By Sister Ann Carmen Barone, OSF
Have you ever felt like you were caught in slow motion while everything around you was speeding along? Take another real look and you’ll notice that’s not true. We Americans love rushing here and there and then end up stopping at a red light, waiting in the cash register line, waiting to get into the theater, or pacing until a meeting starts. We are almost programmed like traffic lights – plenty of stops and goes, but often too little caution.
A sprained ankle has given me some time to contemplate the virtue of patience. Schedules changed. I had to depend on others to help me in so many ways. They were gracious and patient. I was not.

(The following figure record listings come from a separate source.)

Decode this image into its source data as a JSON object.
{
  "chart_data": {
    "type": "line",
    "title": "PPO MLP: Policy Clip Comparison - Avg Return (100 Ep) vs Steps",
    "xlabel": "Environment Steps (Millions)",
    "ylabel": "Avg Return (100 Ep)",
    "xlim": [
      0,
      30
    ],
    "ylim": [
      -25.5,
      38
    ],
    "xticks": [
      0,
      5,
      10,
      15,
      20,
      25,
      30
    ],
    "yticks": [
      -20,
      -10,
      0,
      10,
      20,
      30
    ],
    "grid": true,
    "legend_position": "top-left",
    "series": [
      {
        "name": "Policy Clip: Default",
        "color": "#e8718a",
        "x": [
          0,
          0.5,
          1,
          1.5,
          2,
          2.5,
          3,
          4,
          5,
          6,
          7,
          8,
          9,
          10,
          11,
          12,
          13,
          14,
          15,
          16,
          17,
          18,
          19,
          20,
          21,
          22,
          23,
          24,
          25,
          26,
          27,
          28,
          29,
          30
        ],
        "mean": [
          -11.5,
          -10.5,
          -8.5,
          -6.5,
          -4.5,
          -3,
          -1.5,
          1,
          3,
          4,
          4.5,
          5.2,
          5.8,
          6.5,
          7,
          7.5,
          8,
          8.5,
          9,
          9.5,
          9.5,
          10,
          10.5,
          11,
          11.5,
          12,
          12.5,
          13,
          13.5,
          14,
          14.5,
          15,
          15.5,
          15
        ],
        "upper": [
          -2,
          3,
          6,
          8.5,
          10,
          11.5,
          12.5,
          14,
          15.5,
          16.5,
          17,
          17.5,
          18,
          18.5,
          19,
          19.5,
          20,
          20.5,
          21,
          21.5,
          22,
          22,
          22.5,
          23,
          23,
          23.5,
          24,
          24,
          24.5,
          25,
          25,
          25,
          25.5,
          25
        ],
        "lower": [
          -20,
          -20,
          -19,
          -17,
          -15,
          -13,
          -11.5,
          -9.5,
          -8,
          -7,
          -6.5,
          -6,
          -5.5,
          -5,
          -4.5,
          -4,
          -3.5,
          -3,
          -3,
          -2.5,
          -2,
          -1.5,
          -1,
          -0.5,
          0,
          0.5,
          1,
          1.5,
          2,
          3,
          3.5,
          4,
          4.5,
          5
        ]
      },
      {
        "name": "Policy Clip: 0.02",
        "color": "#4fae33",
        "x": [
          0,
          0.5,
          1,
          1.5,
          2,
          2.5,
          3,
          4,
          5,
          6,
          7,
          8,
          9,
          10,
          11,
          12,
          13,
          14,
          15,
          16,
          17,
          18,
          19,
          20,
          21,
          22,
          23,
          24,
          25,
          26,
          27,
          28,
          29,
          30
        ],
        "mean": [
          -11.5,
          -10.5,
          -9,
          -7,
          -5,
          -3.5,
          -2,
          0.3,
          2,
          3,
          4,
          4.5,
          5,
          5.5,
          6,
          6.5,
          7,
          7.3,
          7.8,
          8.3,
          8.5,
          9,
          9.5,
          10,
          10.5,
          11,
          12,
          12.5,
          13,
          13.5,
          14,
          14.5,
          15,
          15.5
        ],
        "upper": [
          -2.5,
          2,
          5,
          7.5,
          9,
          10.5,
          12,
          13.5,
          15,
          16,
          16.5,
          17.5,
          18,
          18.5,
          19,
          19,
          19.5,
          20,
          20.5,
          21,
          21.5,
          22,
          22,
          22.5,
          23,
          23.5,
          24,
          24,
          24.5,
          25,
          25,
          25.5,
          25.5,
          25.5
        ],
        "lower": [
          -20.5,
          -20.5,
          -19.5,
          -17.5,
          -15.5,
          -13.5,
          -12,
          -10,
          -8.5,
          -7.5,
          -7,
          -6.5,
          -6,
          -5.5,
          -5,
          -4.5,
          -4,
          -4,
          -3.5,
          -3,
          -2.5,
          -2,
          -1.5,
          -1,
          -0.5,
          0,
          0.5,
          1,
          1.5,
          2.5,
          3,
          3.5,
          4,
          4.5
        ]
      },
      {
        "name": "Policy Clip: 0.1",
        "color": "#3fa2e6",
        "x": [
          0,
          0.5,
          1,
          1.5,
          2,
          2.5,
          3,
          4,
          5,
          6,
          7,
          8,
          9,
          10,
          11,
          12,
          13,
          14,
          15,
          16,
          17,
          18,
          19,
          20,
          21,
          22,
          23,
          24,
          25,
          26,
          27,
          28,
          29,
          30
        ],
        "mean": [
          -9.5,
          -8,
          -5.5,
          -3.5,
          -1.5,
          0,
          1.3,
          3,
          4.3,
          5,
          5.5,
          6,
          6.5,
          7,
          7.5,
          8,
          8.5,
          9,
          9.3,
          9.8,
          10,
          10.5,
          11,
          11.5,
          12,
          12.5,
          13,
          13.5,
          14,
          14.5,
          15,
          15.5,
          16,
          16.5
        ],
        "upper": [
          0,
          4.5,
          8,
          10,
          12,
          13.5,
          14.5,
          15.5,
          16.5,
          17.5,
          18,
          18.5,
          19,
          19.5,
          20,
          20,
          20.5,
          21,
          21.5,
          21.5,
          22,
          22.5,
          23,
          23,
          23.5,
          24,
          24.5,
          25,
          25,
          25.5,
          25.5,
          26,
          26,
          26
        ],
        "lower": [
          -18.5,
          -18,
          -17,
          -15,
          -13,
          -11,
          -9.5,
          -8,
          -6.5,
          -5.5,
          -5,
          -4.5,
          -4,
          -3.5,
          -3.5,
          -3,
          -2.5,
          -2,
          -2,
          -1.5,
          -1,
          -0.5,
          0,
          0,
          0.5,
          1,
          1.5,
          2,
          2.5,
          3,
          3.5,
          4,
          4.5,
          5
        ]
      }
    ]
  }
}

Patience seems to be a virtue that is often neglected in our fast-paced society. Everything in nature is part of a process that unfolds over time. Rushing that process skips essential pieces and builds on a shaky foundation.
I remember my early days back in Sylvania. While walking the road behind Rosary Care Center I noticed several newly planted blue spruces. I watched them grow and then one summer I noticed they had stopped. In fact, they seemed to be “stuck in time” for several years and finally they shot up a good four feet. Perhaps they were reminding me that I had gotten “stuck in time.” I could be patient and wait for new things to grow in my spirit. Yes, I could be patient not only with all things but with myself. The trees continued to grow and stretch and encouraged me to do the same.
Michelangelo defines genius as eternal patience. I think of him taking four years to paint the Sistine Chapel when he would much rather have been sculpting. Popes are chosen in that chapel. Millions of people look up in awe at that ceiling. They feel the power of two hands outstretched – God giving life to Adam. They marvel at Michelangelo’s genius. I give thanks for his patience. Then I go searching so I can stand in awe before his magnificent sculpture of Moses and the Pieta.
Francis of Assisi praises God who is love and charity, wisdom, humility and patience. He tells us that where there is patience and humility, there is neither anger nor disturbance. Where there is patience there is peace – a peace beyond understanding. So with Francis whose Canticle sang of God being praised through all creatures, let us adopt the pace of nature whose secret is patience. Let’s not skip the essentials pieces and peace that lets life unfold with patience and grace.